Despite AI’s sustained dominance in tech discourse, the crypto sector’s appetite for AI agent tokens seems to be cooling fast.


Source: cookie.fun
In fact, market data seemed to reflect this shift – While AI agent tokens like VIRTUAL, AI16Z, and AIXBT managed minor gains, the broader sector has been struggling. The total AI agent token market cap shrunk to $6.95 billion, with projects like FAI and TRAC suffering double-digit weekly losses.
While AI’s long-term potential remains intact, short-term speculation might just be be fading.
Memecoin speculation cycles – What’s different this time?
The ebbs and flows of speculation have precipitated a market shift. For instance – Solana-based token launchpad Pump.fun dropped out of the top-10 highest revenue-generating protocols in the last 24 hours, signaling a cooldown in certain segments of the market. The Solana Post noted,
“Pump.fun gets kicked out of the top 10 as the number of bonded meme coins is plummeting to zero.”

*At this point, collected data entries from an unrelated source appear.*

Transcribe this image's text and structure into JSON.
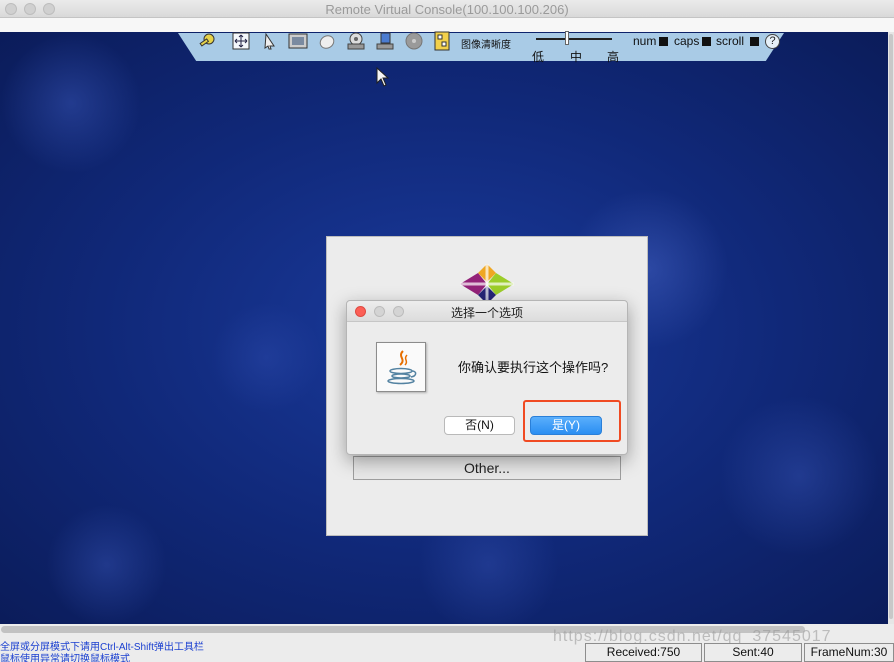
{
  "window": {
    "title": "Remote Virtual Console(100.100.100.206)"
  },
  "toolbar": {
    "icons": [
      "key-icon",
      "move-icon",
      "pointer-icon",
      "film-icon",
      "mouse-icon",
      "cd-drive-icon",
      "floppy-icon",
      "disc-icon",
      "image-file-icon"
    ],
    "quality_label": "图像清晰度",
    "slider_labels": {
      "low": "低",
      "mid": "中",
      "high": "高"
    },
    "locks": {
      "num": "num",
      "caps": "caps",
      "scroll": "scroll"
    },
    "help": "?"
  },
  "background_panel": {
    "other_button": "Other..."
  },
  "dialog": {
    "title": "选择一个选项",
    "message": "你确认要执行这个操作吗?",
    "no_button": "否(N)",
    "yes_button": "是(Y)"
  },
  "statusbar": {
    "hint1": "全屏或分屏模式下请用Ctrl-Alt-Shift弹出工具栏",
    "hint2": "鼠标使用异常请切换鼠标模式",
    "received": "Received:750",
    "sent": "Sent:40",
    "framenum": "FrameNum:30"
  },
  "watermark": "https://blog.csdn.net/qq_37545017",
  "colors": {
    "toolbar": "#a9cbe6",
    "desktop": "#102878",
    "yes_button": "#2a8ef2",
    "highlight": "#f04a22",
    "hint_text": "#1a3fd0"
  }
}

And yet, memecoins may not stay in the shadows for long. Consider this – AI-driven speculation, which commanded a 70% mindshare last month, has now fallen to 32% – A sign of capital rotation.


Source: Santiment
Dogecoin [DOGE] currently leads in social volume among memecoins, with peaks in activity from mid-January through early February 2025 aligning with notable whale transactions. Shiba Inu [SHIB] and Pepe [PEPE] have followed similar patterns, though PEPE’s whale activity has been sporadic.
As AI tokens lose steam, memecoins are carving out a space once again, but the key question is whether this signals a full-fledged revival or just another short-term speculative cycle.
The SEC’s ruling – A gamechanger for memecoins?
This week, the SEC ruled that memecoins do not qualify as securities, removing a long-standing regulatory overhang. The decision clarifies that memecoins, typically driven by social trends and speculation, are not subject to registration under the Securities Act of 1933. According to the SEC’s Division of Corporate Finance, memecoins function more like collectibles, with value dictated by cultural relevance rather than issuer-backed financial expectations.
This ruling could unlock new waves of liquidity, encouraging speculative launches and increased trading activity. However, the SEC warned against fraudulent projects, emphasizing that misleading investors or disguising financial products as memecoins to skirt regulations may still invite enforcement action.